Fig. 6. H3K4me3 is also associated with the FOXP3-mediated gene activation

(A) H3K4me3 levels at FOXP3 binding sites were examined by ChIP-qPCR before and after FOXP3 induction in the MCF7 cell. Error bars represent +1SD of triplicate qPCR. *: p<0.05 (t-test). n.s.: not significant. (B) A representative confocal image of FOXP3 (red) and H3K4me3 (green) in the MCF7 cell transfected with FOXP3. White bars represent 5μm. Signal intensity profile of the confocal image is shown as a bottom panel. Red, green and blue graphs indicate signal intensities of FOXP3, H3K4me3 and DAPI, respectively. Similar pattern was observed in 10/10 cells analyzed. (C) ChIP-qPCRs targeting endogenous MLL1, endogenous RbBP5 and exogenously expressed FLAG-WDR5 were performed using anti-MLL1, anti-RbBP5 and anti-FLAG antibodies, respectively. White and colored (red, green and black) bars represent [% of input DNA] before and after FOXP3 induction, respectively. GAPDH or 5′HIG2 were used as negative controls. Error bars represent +1SD of triplicate qPCR. n.s.: not significant (p>0.05, t-test).

Fig. 7. FOXP3 facilitates H3K4me3 presumably by replacing histone demethylase(s) from its binding sites: a hypothetical model

(A) Transcription factor binding motifs which were significantly enriched among FOXP3-binding sites at either activated or repressed gene promoters are listed. TOP-10 ranked motifs as sorted by overrepresentation scores were included. Statistical significances were evaluated by Z-score according to the database www.genomatix.de. (B) A known DNA binding motif of PLU-1. (C) Genomic regions around the FOXP3-ChIP-seq peaks were partitioned into 150 bp windows, and enrichments of the Fork Head (FOXP3) and PLU-1 motifs among each of these 150 bp partitions are evaluated by the overrepresentation scores as in Fig. 7A. The YY1 motif was used as an unrelated negative control. *: Fork Head motifs were not identified in these regions. (D) ChIP-qPCR was performed using an anti-PLU-1 antibody targeting endogenous PLU-1 before and after FOXP3 induction.
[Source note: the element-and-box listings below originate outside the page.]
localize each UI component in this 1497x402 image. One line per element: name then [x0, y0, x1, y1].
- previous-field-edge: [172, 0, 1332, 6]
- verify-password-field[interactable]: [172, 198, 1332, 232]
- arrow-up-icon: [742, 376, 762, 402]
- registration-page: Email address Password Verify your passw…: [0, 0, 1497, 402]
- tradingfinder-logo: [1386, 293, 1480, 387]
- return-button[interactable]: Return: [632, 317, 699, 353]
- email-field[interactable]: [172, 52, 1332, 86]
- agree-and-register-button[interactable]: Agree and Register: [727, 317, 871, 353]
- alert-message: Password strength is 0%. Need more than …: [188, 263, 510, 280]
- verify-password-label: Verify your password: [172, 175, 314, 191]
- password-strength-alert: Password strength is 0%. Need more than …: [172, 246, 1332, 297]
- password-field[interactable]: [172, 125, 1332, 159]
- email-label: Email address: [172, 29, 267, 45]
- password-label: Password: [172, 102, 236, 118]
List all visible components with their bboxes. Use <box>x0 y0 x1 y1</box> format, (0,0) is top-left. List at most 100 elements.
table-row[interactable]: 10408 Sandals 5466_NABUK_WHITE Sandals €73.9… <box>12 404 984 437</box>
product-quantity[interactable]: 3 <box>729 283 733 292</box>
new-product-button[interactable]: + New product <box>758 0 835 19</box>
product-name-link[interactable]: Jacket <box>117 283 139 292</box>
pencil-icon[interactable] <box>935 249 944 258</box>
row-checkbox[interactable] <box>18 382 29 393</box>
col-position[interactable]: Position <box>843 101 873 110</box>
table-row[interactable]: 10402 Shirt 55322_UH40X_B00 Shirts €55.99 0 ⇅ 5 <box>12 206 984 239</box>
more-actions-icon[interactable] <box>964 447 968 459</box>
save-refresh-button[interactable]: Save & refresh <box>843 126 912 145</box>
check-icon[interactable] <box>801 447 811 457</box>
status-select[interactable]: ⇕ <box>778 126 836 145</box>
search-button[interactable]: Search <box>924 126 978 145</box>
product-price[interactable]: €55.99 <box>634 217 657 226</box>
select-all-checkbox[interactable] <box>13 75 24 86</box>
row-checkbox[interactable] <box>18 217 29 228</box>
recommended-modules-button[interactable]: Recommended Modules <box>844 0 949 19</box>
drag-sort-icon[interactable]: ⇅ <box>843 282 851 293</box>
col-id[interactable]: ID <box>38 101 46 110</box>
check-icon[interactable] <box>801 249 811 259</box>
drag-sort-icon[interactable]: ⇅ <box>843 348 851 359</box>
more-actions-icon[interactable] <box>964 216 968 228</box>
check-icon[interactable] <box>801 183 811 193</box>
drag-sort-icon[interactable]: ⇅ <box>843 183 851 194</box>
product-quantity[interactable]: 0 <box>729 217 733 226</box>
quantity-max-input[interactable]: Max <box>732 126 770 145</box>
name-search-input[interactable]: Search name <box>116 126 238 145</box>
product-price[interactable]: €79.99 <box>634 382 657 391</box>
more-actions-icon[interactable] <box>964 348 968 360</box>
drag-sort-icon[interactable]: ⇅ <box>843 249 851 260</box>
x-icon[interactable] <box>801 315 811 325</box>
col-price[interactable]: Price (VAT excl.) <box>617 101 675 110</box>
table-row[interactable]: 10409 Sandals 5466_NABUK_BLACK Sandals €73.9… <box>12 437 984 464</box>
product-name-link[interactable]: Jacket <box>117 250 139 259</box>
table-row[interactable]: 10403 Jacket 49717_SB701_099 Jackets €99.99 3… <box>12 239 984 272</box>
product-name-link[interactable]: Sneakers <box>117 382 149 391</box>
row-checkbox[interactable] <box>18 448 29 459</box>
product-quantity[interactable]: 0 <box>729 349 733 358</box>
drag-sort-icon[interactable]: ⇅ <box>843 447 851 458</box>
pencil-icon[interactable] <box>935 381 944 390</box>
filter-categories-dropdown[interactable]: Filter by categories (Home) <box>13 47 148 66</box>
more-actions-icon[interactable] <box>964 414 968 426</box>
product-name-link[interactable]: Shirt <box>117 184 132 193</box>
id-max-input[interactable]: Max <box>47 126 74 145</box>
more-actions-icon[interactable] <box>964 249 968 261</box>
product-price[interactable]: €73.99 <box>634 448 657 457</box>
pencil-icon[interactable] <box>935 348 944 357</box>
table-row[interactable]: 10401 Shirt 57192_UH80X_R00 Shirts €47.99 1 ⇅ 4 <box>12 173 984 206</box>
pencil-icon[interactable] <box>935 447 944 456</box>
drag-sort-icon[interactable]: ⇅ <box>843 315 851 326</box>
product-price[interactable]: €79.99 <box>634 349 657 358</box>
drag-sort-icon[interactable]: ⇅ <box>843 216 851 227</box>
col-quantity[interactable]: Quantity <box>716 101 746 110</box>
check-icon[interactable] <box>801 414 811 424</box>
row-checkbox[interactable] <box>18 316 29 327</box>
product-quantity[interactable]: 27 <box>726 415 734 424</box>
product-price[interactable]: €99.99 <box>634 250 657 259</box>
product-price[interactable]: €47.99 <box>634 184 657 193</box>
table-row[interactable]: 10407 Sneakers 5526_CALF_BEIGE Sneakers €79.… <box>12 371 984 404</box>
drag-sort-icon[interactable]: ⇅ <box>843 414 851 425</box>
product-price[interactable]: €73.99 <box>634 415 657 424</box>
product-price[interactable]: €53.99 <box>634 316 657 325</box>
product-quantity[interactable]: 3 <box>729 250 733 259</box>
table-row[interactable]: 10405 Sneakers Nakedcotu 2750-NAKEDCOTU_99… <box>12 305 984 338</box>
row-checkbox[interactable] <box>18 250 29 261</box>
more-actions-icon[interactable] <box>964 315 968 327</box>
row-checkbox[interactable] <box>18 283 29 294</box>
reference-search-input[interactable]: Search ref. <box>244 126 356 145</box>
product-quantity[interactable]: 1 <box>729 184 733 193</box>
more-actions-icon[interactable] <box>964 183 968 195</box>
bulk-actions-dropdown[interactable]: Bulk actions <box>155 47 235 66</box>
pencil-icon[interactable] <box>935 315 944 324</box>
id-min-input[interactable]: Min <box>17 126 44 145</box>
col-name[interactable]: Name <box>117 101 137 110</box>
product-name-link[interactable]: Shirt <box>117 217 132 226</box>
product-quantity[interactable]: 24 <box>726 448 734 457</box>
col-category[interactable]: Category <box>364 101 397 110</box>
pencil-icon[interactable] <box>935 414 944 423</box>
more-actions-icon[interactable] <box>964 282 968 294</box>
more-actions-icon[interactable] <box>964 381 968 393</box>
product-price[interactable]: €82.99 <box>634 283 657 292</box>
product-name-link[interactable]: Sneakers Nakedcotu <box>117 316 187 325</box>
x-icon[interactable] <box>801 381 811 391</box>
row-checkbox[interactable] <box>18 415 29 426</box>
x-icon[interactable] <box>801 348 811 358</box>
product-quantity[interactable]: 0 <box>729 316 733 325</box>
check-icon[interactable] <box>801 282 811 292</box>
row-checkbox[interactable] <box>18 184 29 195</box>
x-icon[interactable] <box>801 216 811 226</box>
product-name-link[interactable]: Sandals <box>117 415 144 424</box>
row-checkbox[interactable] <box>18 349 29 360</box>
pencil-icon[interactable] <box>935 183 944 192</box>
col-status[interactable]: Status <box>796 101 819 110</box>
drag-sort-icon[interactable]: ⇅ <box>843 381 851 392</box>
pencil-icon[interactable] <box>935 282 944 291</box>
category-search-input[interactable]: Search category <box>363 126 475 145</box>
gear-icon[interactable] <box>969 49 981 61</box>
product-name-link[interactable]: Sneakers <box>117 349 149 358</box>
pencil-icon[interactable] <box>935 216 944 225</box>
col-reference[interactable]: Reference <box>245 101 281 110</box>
Y-axis represents qPCR signals (% of input DNA). Error bars represent +1SD of triplicate qPCR. *: p<0.05 (t-test). n.s.: not significant. (*1) P-value was calculated by chi-square test. With Yates modification: p = 0.0058. Fisher exact test: p = 0.0024. (E) A proposed model by which FOXP3 activates multiple gene expression by pulling MOF and causing displacement of H3K4me demethylase(s).